Итак, оказалось, что продолжить обучение легче легкого, и его даже не обязательно доводить до конца и писать диссертацию: лекари и фельдшеры были чуть ли не нужнее врачей, и к тому же гораздо меньше стоили. Отрывочное чтение дешевых изданий римских классиков не позволило мне окончательно забыть латынь. Поэтому дальнейшее было предсказуемо. Заполненный формуляр без малейших помех отправился в массивный скрипучий шкаф и тут же затерялся среди пожелтевших бумаг с узорной каймой. Кто-то из ассистентов быстро и поверхностно меня проэкзаменовал прямо в углу большой библиотечной залы, не стесняясь присутствия корпевших над книгами коллег (гордость не позволила мне отвечать хуже, чем я мог), после чего я был произведен в вольнослушатели с правом дальнейшего перехода в полноправные студенты. Замечу, что, как выяснилось несколько позже, фельдшерские познания я тогда уже превосходил, а до лекаря немного не дотягивал. Учиться нужно было года два-три, а потом меня ждало место в тусклом портовом карантине, где-нибудь в Сете или, в лучшем случае, неподалеку от Бордо.

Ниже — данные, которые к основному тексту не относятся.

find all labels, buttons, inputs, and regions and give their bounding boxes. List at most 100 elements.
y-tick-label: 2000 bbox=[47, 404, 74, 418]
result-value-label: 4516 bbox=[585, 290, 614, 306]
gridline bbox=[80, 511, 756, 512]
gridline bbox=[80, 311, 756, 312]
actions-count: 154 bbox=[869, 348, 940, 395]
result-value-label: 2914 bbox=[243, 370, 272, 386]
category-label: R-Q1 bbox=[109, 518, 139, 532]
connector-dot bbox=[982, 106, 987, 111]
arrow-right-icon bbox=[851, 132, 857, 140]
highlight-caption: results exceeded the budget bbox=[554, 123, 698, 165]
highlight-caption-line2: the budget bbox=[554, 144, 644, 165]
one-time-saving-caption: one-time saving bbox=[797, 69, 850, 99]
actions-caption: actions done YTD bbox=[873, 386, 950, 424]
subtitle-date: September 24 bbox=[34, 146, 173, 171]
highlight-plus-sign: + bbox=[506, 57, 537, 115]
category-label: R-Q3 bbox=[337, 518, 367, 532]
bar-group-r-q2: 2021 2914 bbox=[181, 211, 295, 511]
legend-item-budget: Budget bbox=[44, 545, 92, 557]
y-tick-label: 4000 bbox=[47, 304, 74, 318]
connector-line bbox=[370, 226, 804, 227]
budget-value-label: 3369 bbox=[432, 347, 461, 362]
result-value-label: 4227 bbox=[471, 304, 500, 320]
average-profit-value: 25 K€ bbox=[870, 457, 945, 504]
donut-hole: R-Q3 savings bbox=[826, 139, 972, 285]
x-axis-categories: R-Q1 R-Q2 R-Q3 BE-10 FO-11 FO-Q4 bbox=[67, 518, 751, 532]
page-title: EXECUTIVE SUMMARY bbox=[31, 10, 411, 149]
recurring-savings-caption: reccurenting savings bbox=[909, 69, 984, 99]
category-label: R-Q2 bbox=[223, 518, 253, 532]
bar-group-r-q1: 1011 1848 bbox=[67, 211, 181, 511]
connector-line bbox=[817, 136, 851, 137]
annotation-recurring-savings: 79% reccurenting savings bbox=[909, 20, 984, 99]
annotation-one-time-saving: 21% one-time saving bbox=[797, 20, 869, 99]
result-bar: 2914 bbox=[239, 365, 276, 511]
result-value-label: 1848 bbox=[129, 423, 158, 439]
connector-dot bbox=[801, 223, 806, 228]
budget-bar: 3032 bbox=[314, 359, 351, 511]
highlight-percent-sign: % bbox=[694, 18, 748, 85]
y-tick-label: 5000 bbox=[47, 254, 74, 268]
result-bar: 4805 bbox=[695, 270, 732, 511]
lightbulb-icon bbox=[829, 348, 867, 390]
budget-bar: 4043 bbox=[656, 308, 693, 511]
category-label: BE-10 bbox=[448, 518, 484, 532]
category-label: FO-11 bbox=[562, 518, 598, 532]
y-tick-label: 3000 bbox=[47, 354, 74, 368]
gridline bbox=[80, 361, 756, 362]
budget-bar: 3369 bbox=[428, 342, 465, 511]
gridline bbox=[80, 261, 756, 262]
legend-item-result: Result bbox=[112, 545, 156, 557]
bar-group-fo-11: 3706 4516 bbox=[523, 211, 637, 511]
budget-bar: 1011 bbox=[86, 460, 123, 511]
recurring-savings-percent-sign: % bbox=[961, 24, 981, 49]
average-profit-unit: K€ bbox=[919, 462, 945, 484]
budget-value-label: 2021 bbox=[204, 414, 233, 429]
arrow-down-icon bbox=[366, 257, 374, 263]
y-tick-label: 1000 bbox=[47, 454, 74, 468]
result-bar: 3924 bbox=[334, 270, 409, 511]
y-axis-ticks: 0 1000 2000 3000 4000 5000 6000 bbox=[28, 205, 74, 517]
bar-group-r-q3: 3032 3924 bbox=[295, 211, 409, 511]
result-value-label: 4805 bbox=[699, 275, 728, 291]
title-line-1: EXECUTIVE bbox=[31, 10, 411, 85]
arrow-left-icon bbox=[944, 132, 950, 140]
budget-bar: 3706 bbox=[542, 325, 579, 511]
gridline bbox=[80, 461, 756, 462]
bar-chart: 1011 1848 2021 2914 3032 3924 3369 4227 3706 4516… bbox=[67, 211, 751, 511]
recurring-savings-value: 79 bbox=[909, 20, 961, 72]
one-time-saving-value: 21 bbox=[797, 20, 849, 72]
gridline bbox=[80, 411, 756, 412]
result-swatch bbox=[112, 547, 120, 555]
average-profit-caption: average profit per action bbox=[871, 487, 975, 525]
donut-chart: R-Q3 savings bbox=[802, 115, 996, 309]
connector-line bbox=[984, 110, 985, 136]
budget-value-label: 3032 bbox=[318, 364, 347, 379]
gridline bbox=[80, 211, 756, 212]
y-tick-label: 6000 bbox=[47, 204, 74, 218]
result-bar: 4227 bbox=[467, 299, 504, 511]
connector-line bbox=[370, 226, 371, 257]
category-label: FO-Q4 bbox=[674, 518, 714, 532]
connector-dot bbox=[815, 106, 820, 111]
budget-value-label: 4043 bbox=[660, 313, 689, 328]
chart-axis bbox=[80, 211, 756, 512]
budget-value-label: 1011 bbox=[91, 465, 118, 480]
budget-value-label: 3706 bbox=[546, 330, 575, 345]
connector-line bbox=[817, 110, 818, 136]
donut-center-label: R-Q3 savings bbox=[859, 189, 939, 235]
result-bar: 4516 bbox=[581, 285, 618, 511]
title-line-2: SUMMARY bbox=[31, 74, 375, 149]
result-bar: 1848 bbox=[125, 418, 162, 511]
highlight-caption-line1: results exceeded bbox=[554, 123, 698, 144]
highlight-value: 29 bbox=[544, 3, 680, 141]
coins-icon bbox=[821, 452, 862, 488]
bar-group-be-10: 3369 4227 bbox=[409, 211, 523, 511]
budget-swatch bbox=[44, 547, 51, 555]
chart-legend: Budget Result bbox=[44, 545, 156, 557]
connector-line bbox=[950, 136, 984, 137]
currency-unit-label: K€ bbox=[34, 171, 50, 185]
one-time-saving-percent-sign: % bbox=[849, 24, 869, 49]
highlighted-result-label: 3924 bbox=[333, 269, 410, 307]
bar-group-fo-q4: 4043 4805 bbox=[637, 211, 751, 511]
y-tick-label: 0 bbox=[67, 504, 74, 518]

Я совершенно упал духом и почти уже побрел к выходу, но тут в зале неожиданно возник изысканно одетый господин среднего возраста, коллега и приятель тех профессоров, которые только что вполуха следили от соседних конторок, как оценивается степень моей вовлеченности во врачебную премудрость. С первых же слов стало понятно, что достойный кавалер наносит визит своей альма-матер в связи с долговременным отъездом по важному делу, связанному с каким-то правительственным поручением. Обо мне тотчас забыли, а я, ничуть не радуясь неожиданной отсрочке – служители, должные окончательно зафиксировать необходимые формальности и внести меня в списки будущих жрецов Асклепия, при появлении гостя встали в почтительную и недвижную позу, – тихо прислонился к стене и чуть не завыл от отчаяния. Вовсе не от ненависти к своей будущей профессии, а оттого, что, как казалось, надо мной произвели акт грубого насилия. Это был плач униженной жертвы – не больше, но и не меньше. Однако застывший было от моего горя мир продолжал вращаться. Постепенно я, помимо воли, стал прислушиваться к оживленному разговору почтенных эскулапов, который те вели, надо признать, на довольно приличной латыни, звучно и с видимым удовольствием выплескивая ее друг на друга.